Africa-Press – Niger. Le gouvernement allemand, envisage de déployer jusqu’à 300 soldats au Niger, dans le cadre d’une nouvelle opération lancée par l’Union européenne en décembre dernier pour soutenir le gouvernement de Niamey ; une mission de trois ans qui mobiliserait au Niger un contingent de soldats européens, dont la mission principale est d’aider le pays à améliorer sa logistique et ses infrastructures.

L’Allemagne a donné son accord préalable, le mercredi 29 mars 2023, pour que les troupes allemandes y soient dépêchées pour participer à cette mission militaire de l’UE au Niger, mais à priori, c’est au Bundestag que revient le dernier mot concernant la décision finale de la participation des soldats allemands.

Un vote pour trancher la question devrait avoir lieu vers la fin de ce mois d’avril.

Ce n’est pas étranger aux Allemands d’être présents sur le Continent africain

Déjà, au Niger, 150 soldats allemands avaient entraîné les forces spéciales nigériennes depuis 2018 jusqu’à la fin de l’année 2022, sans oublier que 1100 éléments de l’armée allemande sont encore basés au Mali dans le cadre d’une mission de reconnaissance pour une mission de maintien de la paix des Nations-Unies.

Mais, vu que les relations entre l’Allemagne et le Mali se sont dégradées depuis le coup d’État militaire survenu en 2020 et le recours par la junte militaire à des combattants du groupe paramilitaire russe privé « Wagner », pour soutenir le gouvernement de transition dans sa lutte contre les insurgés et les groupes terroristes, Berlin avait décidé, il y a quelques mois, de retirer ses troupes de ce pays à l’horizon du mois de mai 2024.

Cette augmentation des effectifs allemands sur le sol nigérien a été prévue à un moment où l’Allemagne se prépare à se retirer du Mali comme l’a déjà fait la France.

A ce propos, nous croyons savoir que l’Allemagne est sur le point de déployer un premier contingent comptant une soixantaine de soldats au Niger, dans le cadre de l’opération conjointe avec l’Union européenne.

Par ailleurs, il ne faut pas oublier que le Niger est menacé par un éventuel débordement de la violence qui sévit au Mali voisin, où les éléments terroristes de Daech avaient gagné du terrain après le retrait des troupes françaises et européennes du pays, et qui risquerait de prendre plus d’ampleur dangereusement.

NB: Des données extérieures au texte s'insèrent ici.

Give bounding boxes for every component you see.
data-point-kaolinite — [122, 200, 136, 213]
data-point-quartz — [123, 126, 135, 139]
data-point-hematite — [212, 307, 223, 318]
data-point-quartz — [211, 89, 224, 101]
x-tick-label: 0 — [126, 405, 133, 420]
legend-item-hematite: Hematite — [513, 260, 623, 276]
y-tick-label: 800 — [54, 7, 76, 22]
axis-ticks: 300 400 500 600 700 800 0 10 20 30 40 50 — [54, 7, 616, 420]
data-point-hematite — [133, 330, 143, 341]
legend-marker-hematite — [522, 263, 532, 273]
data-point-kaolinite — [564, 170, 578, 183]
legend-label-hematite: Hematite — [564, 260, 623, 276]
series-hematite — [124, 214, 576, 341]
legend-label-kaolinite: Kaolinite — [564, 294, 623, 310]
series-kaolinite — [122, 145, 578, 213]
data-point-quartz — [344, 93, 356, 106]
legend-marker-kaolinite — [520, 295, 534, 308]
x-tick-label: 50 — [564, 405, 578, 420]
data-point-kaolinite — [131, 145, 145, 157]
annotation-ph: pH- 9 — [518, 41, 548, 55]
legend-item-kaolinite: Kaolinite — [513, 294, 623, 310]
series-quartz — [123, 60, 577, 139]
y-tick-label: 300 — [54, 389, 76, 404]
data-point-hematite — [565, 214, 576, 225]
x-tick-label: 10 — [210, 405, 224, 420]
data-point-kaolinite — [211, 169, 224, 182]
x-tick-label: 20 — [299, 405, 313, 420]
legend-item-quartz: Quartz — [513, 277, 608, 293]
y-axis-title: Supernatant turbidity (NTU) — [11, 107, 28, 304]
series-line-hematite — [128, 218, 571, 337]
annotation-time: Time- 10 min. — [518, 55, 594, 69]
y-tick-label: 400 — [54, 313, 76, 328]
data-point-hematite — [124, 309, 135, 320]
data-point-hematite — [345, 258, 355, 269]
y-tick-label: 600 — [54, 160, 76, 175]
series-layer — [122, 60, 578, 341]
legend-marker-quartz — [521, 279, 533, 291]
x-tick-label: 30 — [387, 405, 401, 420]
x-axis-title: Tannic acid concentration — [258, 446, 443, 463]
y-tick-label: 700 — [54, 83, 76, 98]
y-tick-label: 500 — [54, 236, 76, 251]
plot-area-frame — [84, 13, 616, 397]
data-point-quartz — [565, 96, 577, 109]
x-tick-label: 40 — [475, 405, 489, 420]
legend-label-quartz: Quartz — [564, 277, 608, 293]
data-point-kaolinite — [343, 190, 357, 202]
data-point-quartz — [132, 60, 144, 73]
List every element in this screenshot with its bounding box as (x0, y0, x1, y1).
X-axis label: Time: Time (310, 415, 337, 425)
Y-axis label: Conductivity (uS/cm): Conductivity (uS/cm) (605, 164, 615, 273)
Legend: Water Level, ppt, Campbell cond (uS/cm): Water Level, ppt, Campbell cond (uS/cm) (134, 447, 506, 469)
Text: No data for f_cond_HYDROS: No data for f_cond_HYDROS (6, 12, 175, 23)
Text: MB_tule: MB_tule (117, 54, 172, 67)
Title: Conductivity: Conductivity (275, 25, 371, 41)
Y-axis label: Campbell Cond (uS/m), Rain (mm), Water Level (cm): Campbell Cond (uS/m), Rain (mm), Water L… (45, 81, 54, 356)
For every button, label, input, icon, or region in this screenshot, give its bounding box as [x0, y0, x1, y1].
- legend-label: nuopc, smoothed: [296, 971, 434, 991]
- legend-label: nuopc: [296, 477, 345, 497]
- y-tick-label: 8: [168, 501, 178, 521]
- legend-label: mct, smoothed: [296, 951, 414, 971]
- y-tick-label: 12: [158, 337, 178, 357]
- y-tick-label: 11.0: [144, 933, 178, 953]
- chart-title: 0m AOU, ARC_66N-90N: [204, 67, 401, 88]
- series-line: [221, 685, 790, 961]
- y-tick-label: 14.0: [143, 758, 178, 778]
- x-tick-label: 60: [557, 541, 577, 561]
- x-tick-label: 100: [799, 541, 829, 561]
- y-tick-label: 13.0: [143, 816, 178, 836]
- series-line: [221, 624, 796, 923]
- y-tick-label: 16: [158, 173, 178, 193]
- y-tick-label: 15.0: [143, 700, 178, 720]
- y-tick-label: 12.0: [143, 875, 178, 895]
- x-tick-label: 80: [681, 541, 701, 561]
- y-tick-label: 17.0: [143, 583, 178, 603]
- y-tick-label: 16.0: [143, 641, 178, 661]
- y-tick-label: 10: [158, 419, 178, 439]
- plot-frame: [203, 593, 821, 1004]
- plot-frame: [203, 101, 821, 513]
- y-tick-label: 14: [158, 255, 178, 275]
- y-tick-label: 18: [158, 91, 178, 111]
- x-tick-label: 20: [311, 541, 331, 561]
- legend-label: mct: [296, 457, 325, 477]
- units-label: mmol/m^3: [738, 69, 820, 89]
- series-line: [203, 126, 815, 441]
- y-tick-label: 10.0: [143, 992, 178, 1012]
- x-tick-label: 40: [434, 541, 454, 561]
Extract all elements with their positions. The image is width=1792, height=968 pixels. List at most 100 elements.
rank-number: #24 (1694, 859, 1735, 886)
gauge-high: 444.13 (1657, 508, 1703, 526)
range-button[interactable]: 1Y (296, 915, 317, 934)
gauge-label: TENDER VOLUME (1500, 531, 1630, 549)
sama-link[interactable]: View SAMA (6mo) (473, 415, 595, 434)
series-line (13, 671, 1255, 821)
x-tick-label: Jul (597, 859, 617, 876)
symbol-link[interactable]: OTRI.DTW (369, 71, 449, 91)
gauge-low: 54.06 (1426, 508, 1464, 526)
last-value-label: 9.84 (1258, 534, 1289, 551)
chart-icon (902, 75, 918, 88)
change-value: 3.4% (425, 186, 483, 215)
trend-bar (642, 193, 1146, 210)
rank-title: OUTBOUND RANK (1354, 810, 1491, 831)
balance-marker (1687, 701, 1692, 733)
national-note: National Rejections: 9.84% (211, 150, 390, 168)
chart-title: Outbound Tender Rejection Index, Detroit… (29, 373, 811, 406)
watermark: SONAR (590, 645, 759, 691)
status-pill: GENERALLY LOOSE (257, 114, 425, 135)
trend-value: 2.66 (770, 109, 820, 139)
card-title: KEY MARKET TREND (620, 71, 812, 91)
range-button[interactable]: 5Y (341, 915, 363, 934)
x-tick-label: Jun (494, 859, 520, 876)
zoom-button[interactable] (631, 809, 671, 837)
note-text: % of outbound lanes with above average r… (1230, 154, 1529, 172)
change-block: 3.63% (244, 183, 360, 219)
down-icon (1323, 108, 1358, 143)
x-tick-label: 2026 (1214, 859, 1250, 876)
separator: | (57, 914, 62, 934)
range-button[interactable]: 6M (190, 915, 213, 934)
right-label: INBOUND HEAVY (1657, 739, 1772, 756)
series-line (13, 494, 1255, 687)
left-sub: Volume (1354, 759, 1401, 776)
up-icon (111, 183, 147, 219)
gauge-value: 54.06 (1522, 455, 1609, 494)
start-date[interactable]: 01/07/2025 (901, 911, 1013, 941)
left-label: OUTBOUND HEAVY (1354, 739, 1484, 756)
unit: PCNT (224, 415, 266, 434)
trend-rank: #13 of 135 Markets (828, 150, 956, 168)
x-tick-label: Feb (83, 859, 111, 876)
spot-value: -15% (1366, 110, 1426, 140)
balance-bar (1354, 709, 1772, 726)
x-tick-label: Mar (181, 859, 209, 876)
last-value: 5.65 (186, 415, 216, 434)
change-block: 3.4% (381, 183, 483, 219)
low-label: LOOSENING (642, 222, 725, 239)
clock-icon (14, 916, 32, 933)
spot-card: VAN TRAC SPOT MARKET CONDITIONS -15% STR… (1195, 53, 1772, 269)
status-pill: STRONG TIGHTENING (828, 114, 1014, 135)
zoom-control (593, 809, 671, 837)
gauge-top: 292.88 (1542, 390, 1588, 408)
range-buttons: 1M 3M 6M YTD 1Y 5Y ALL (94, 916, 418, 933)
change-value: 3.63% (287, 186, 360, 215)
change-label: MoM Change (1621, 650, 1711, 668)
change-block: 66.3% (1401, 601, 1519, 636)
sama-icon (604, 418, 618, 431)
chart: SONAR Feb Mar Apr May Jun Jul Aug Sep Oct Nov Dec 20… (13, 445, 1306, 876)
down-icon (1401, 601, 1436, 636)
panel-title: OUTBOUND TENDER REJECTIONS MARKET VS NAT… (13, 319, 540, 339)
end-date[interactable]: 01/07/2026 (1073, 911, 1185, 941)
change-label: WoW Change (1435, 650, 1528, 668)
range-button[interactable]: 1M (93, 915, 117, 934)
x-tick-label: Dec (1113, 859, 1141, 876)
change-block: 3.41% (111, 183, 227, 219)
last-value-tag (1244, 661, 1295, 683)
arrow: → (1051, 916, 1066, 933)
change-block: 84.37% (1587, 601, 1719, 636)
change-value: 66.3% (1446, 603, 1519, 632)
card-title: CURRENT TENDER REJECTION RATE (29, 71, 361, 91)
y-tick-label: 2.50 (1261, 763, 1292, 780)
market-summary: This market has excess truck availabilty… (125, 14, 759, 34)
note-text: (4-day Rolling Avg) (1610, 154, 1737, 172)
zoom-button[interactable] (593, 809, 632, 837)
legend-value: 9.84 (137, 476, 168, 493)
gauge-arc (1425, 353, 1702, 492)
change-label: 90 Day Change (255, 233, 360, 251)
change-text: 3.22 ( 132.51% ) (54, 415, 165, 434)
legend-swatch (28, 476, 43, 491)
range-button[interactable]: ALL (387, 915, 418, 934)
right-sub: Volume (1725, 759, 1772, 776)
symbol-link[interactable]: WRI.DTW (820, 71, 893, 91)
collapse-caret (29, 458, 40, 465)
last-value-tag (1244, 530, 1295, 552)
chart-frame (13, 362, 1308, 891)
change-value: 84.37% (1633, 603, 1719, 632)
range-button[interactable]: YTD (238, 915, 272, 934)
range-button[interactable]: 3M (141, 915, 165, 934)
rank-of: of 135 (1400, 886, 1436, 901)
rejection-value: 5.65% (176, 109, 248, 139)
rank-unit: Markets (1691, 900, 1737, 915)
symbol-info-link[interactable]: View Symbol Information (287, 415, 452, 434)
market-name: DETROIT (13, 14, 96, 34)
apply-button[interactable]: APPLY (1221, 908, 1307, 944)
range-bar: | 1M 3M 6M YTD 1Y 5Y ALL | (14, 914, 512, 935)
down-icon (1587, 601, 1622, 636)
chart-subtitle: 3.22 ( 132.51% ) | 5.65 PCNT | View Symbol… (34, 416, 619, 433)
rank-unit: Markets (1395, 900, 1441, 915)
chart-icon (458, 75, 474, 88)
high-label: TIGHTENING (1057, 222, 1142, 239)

Activités militaires allemandes dans le Sahel africain

Il faut d’abord se rendre à l’évidence que la majorité des Allemands refusaient la participation des soldats de leur pays à des missions de combat à l’étranger, craignant que la « Bundeswehr » (l’armée fédérale allemande) ne s’implique dans le bourbier africain, et que le sort des soldats allemands ne soit semblable à celui des soldats français.

D’autant plus que la France a toujours souhaité que la mission des soldats allemands dans la région du Sahel passe de l’entraînement à la participation effective aux opérations de combat sur terrain, ce que les Allemands rejettent, car celà porterait atteinte, selon eux, au pacifisme traditionnel de l’opinion publique allemande et restaurerait l’image de l’armée d’Hitler dans leur imaginaire.

Toutefois, on se doit de rappeler que le déploiement militaire allemand au Mali remonte à janvier 2013, lorsque le gouvernement malien de l’époque avait lancé un appel à la France et aux Nations unies pour les aider à repousser l’attaque des groupes extrémistes.

À la suite de cet appel, la France avait envoyé des forces militaires au Mali et de nombreux pays l’ont rejoint, dont l’Allemagne, où le gouvernement a pu, avec l’aide des forces internationales, vaincre les éléments islamistes et les rebelles du nord du pays.

Cependant, après neuf ans d’existence de cette mission, il semble que la patience de l’Allemagne soit à bout avec le gouvernement du colonel Assimi Goïta.

Les soldats allemands sur le territoire nigérien

Le Chancelier allemand Scholz inspectant une base des forces militaires en Afrique

Environ 200 soldats allemands ont participé à la mission « Gazelle », qui a débuté en 2018, sachant que l’offre de l’Allemagne d’intégrer la « Force opérationnelle d’assistance militaire (MATF) GAZELLE dans l’EUTM Mali », opérant au Niger avait été approuvée.

Les soldats allemands avaient pour mission d’entraîner les forces spéciales nigériennes au sein de la base militaire de « Tilia », pour lutter contre le terrorisme extrémiste dans la région.

On note qu’au mois de mai 2022, le chancelier allemand Olaf Scholz s’était rendu à cette base, et a déclaré en cette occasion que : « L’armée allemande fait quelque chose d’extraordinaire ici et elle a également réalisé des choses extraordinaires ici dans des circonstances très difficiles », décrivant la mission comme un modèle pour d’autres régions également, ajoutant qu’il s’agit d’une « mission très réussie », mais aussi dangereuse.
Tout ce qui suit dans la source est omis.